The real jewel around Bad Wörishofen is a place about 10km away, though – and I’m talking about none other than the world not very famous village of……… DIRLEWANG. Now there’s a village name straight from the top drawer. I have no idea how they managed to come up with such a classic, but considering they also had the sense to reject closing the local brewery, I now officially declare the village of Dirlewang the best tiny place in Germany to visit for between 5 and 10 minutes, unless you’re not driving in which case you should stop for a few beers. As it happened, I was in a car, but I nevertheless stopped for 4 beers, which I requested to be surrounded by brown glass and sealed with a crown cap, a bit like a working class king if you see what I mean. Anyway, the brewery bar itself was an interesting place – probably refurbished sometime just after the Napoleonic Wars and populated by a bunch of geezers who were a smidgeon too young to have fought in them.

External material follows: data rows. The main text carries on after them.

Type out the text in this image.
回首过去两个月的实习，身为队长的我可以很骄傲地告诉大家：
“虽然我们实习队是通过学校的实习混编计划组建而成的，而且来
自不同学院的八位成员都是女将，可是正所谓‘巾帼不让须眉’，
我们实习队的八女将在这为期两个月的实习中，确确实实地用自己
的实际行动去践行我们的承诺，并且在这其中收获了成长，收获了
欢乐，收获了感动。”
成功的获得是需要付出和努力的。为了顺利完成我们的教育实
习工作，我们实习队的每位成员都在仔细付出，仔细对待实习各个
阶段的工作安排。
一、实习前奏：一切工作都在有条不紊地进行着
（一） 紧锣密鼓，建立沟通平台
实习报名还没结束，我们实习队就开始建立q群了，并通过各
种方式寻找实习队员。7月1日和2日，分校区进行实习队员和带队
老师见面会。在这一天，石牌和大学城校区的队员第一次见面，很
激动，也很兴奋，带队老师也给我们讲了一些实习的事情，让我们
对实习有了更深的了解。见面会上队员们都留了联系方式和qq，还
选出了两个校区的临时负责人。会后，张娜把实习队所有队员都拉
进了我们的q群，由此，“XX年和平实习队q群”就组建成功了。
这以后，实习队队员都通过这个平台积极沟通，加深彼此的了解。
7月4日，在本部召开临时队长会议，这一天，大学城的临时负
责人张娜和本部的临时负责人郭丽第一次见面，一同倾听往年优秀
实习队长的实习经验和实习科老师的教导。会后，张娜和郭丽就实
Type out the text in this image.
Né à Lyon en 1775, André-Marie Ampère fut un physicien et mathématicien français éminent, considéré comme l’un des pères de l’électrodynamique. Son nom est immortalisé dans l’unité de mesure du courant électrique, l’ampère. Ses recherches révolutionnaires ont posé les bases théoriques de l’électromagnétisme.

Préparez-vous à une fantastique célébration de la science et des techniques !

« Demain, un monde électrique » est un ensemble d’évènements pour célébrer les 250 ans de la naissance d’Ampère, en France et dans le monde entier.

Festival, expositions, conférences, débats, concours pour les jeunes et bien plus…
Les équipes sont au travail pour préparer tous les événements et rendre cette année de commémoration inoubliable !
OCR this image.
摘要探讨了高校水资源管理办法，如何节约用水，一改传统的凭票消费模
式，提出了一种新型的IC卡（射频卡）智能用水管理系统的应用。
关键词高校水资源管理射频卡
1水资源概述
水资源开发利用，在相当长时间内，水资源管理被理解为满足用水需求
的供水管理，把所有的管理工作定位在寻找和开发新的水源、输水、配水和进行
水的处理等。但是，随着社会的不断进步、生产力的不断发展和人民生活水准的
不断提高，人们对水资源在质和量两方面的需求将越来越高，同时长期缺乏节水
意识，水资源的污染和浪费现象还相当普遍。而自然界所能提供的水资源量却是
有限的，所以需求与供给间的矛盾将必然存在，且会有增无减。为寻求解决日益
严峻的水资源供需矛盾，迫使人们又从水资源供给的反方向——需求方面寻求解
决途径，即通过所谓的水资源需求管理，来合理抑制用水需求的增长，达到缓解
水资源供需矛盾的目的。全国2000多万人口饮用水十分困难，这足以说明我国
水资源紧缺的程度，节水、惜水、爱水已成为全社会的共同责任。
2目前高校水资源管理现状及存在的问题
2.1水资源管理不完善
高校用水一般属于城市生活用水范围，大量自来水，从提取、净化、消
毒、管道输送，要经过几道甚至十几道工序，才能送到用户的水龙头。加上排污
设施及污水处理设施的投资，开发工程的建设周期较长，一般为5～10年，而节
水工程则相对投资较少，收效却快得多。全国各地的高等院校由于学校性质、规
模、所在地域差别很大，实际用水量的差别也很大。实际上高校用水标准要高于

The reception was friendly though, even though the local dialect can be a challenge, and I was allowed to take away said 4 beers for the princely price of €3.20, which I rounded up to €4 to ensure that the brewery remains profitable.
Why am I telling you all this? Mainly because I haven’t got anything else to say and that I have just tried one of the four beers, just to celebrate the end of yet another working day. And boy was the beer good, in fact even better quality than the work I did today, which wasn’t too bad either. A satisfyingly full body was livened by just the right amount of hoppy spiciness to ensure a pleasurable passage down my thirsty throat. The best news is that I still have two beers left from Dirlewang as well as a six-pack from a very nice brewery in Ottobeuren as well as a few more local ones that I picked up in a bottle shop. Feel free to pop by for a little tasting session.
|A real Dirlewanger waiting to be consumed|
All good things must come to an end, they say, and so it was with both the weekend in Bavaria, the bottle of beer from Dirlewang and this blog post. All that remains is to observe that the evening is dark and that the temperature is dropping. This, surely, means that winter is around the corner, and that the Christmas beer is sitting somewhere, maturing, and waiting to be wheeled into the shops and supermarkets, or – if you’re in Norway – the state-controlled monopoly outlets. The only benefit of this monopoly is that they’ve got a catalogue of all the beers you can supposedly buy there, so it makes it much easier to compose your Christmas wish list. In fact, perhaps I’ll just send the entire catalogue off to Santa Claus’ North Pole lair and hope he doesn’t drink it all before he delivers it down the chimney in time for the annual Christmas beer tasting. As they say amongst the Inuits up in that part of the world: Inuuhiqatsiaq!